You are no doubt aware that Champions Online
is still running, although the game has been in unofficial maintenance mode for half of forever. What you may not be aware of is the fact that at this point, it is the longest-running superheroic MMO on the market. That’s right, it edged out its closest competitor
by just about a month.
If that strikes you as the sort of thing that should not have been permitted to happen, well, you aren’t alone in that. But that’s the world we live in.
You can argue whether it’s the longest-running steadily updated superheroic MMO, but you can’t argue that it’s been in operation longer than anything else. Collectively, it turns out that players have had about 5500 years in-game, which is more than twice the age of the Great Wall of China. Those are your fun statistical factoids for the game, but we’re sure that some other unintentionally depressing fact will come along before too long.
MMOs have a longer shelf life than other games do. We talked about this not so long ago, even, and you can see it when you think of the big online games out there. World of Warcraft is over a decade old, Star Wars: The Old Republic is four years old, Final Fantasy XIV is five years old, and League of Legends has been around for six years. I rarely see any of those titles brought up as “old” games, yet contemporary single-player titles are often listed as being “old” titles.
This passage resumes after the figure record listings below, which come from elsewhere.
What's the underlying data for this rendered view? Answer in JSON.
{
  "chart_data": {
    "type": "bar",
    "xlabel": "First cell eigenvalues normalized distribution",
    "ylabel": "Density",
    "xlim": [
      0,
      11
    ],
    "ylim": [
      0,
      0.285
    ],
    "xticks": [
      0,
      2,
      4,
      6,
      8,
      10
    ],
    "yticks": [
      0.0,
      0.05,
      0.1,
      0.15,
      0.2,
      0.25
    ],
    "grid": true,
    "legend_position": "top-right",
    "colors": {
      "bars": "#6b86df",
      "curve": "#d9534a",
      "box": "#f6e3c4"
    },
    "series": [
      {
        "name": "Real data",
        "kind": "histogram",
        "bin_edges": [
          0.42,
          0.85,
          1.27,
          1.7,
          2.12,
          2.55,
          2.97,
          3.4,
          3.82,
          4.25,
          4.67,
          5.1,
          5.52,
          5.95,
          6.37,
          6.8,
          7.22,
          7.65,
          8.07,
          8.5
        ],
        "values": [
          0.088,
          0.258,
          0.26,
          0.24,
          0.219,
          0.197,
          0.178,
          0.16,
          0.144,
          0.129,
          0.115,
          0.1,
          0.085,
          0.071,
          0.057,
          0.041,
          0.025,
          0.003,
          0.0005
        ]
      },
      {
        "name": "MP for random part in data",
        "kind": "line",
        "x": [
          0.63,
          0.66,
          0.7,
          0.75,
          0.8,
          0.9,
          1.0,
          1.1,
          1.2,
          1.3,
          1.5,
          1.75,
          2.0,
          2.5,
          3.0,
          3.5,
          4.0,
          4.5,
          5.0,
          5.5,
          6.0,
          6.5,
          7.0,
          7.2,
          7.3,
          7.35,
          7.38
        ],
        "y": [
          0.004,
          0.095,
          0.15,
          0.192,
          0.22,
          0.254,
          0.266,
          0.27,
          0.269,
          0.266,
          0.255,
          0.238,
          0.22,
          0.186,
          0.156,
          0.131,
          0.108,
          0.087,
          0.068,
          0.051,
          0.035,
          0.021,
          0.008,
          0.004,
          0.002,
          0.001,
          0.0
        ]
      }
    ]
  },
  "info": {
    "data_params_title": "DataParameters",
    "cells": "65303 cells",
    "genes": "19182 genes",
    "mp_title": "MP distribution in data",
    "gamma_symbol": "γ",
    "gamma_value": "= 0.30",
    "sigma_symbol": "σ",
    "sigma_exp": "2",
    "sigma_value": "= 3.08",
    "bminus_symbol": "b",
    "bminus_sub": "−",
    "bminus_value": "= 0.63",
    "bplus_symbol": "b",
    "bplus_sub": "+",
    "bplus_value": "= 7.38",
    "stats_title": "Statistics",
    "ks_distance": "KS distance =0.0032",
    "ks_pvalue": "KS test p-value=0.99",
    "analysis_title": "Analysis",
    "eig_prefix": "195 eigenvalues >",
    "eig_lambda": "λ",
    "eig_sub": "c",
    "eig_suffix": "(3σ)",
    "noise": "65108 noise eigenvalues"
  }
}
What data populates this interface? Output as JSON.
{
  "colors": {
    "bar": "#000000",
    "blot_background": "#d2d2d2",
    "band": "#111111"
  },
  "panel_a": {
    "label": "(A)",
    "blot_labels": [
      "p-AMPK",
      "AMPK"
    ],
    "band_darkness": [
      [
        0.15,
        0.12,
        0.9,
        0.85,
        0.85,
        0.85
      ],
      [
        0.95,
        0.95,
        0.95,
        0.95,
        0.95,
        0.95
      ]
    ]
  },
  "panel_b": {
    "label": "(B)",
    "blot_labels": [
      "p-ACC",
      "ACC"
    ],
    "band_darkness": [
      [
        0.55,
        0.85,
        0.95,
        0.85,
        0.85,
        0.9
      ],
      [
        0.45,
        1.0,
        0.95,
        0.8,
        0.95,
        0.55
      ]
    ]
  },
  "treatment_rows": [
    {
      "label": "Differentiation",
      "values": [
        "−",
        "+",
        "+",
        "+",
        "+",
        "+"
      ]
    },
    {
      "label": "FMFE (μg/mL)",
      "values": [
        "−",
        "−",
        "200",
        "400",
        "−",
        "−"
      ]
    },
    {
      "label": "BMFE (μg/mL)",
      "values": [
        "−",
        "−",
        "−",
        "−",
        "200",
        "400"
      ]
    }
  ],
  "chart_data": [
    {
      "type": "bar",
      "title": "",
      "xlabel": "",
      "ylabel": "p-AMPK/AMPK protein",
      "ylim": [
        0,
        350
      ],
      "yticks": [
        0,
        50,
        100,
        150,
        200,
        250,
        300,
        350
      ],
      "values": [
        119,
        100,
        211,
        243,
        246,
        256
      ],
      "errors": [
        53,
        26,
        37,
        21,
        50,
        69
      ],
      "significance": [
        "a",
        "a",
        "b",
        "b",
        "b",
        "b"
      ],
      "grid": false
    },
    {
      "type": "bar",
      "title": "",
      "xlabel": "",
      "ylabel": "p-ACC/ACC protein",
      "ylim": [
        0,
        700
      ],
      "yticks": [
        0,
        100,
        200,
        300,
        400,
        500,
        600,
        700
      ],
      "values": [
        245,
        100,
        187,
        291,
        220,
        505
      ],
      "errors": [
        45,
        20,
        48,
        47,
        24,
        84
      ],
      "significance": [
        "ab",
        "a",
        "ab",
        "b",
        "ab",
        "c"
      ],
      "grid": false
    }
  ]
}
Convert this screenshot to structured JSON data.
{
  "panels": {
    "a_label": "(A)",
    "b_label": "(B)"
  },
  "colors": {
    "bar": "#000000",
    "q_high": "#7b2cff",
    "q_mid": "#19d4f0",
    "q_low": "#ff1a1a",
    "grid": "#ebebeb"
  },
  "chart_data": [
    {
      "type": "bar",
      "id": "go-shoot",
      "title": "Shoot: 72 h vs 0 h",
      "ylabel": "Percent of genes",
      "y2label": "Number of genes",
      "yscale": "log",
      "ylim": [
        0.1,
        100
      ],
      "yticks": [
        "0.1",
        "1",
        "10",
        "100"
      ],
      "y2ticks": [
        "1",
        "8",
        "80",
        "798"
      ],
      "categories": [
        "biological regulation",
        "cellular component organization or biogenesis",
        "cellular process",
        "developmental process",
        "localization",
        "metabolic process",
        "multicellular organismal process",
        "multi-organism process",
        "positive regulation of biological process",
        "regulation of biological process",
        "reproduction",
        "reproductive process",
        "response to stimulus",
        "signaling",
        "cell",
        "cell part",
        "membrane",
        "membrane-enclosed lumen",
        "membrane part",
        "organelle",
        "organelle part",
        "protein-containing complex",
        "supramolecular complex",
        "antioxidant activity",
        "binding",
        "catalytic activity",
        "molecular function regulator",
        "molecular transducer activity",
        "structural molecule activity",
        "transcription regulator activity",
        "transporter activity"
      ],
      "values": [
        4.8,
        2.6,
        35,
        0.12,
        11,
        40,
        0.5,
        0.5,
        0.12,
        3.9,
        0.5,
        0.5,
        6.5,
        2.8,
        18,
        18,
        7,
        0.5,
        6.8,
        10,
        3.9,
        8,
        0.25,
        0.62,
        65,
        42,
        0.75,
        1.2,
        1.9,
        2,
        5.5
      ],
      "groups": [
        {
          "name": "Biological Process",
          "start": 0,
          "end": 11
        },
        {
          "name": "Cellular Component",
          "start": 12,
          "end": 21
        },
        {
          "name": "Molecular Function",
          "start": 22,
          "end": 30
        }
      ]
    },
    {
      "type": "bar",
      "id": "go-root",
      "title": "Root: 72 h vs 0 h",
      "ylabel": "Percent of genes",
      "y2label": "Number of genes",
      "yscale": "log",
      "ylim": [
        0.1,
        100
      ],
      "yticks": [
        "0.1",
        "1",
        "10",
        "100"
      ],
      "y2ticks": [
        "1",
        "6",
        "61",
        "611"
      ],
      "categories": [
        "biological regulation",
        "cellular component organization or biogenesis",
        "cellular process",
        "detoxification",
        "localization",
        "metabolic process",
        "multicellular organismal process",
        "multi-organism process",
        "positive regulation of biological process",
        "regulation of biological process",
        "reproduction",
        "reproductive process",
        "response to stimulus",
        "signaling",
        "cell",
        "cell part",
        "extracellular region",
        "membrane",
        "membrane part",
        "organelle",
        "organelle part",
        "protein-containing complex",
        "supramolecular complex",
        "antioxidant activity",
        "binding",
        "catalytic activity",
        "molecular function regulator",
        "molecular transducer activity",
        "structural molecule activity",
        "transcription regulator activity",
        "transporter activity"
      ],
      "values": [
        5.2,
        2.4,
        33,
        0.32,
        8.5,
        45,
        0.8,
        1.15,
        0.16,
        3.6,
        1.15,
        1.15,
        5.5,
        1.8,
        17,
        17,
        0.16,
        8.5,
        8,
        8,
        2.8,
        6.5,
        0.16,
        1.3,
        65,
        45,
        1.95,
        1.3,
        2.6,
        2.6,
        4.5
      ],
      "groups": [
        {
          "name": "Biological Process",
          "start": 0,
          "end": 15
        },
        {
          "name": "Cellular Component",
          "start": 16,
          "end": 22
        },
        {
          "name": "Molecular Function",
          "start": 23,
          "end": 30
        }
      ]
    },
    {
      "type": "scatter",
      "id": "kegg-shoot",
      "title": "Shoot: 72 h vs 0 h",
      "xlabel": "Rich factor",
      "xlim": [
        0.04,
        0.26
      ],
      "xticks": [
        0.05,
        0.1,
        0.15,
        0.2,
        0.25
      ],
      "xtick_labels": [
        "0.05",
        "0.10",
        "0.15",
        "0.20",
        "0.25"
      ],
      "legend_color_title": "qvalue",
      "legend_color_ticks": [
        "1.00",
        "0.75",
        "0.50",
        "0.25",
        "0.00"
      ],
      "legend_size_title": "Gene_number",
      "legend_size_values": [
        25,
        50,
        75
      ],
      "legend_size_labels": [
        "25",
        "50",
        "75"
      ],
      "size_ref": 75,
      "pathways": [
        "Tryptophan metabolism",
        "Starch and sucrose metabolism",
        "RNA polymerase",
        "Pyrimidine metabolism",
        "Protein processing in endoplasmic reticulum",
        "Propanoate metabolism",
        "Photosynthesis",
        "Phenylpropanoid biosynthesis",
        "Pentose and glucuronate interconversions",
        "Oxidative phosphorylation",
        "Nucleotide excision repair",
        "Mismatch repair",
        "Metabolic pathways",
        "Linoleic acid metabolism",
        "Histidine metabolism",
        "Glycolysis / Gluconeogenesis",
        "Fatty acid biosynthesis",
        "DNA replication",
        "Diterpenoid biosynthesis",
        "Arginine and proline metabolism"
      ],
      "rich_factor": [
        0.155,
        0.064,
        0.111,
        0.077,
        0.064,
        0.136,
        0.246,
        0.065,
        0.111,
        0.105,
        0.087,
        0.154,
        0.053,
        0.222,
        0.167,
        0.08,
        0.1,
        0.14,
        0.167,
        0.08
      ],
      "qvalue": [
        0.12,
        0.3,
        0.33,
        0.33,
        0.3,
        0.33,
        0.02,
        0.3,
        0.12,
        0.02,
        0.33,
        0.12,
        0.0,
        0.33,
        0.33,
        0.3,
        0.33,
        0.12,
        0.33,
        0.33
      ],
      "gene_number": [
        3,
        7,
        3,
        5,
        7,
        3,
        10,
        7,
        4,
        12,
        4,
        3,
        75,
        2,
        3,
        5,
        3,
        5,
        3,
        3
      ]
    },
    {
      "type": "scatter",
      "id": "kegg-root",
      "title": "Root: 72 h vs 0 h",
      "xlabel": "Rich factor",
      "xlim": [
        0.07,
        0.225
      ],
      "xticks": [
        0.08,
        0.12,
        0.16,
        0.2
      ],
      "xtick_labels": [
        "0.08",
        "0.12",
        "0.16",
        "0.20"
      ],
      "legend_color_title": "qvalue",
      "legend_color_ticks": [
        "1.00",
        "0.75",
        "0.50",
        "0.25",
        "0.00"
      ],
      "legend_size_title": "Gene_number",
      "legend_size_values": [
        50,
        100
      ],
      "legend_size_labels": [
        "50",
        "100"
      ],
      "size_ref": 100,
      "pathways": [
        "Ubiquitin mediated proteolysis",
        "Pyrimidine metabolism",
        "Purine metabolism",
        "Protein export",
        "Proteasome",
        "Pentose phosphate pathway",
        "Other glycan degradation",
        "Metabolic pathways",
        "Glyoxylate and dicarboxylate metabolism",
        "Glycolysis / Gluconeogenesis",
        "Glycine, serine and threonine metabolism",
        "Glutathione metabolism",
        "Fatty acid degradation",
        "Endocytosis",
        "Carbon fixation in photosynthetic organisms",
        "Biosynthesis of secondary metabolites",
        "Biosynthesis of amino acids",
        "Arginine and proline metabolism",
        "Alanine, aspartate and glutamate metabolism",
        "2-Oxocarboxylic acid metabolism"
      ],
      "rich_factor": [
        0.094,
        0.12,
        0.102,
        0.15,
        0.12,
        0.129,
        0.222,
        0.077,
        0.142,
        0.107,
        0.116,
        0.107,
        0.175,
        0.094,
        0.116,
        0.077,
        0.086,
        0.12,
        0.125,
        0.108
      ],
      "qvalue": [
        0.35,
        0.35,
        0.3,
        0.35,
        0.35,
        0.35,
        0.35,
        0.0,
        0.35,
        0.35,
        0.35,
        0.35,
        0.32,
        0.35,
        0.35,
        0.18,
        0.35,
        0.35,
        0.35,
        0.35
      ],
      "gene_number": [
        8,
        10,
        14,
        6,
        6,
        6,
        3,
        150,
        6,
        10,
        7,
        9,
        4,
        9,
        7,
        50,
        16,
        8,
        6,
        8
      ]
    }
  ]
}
What’s even more amusing is that titles seem to age at different rates in matters of perception. I’ve seen people talking in World of Warcraft about how EverQuest II is an “old” title, despite the fact that the two games launched in the same month of the same year. Some titles just feel older or newer than others regardless of actual dates. So what do you think, dear readers? What makes a game move over the threshold from “new” or “contemporary” to “old”? Is it a matter of time, of active design, of communities, or some combination of all three?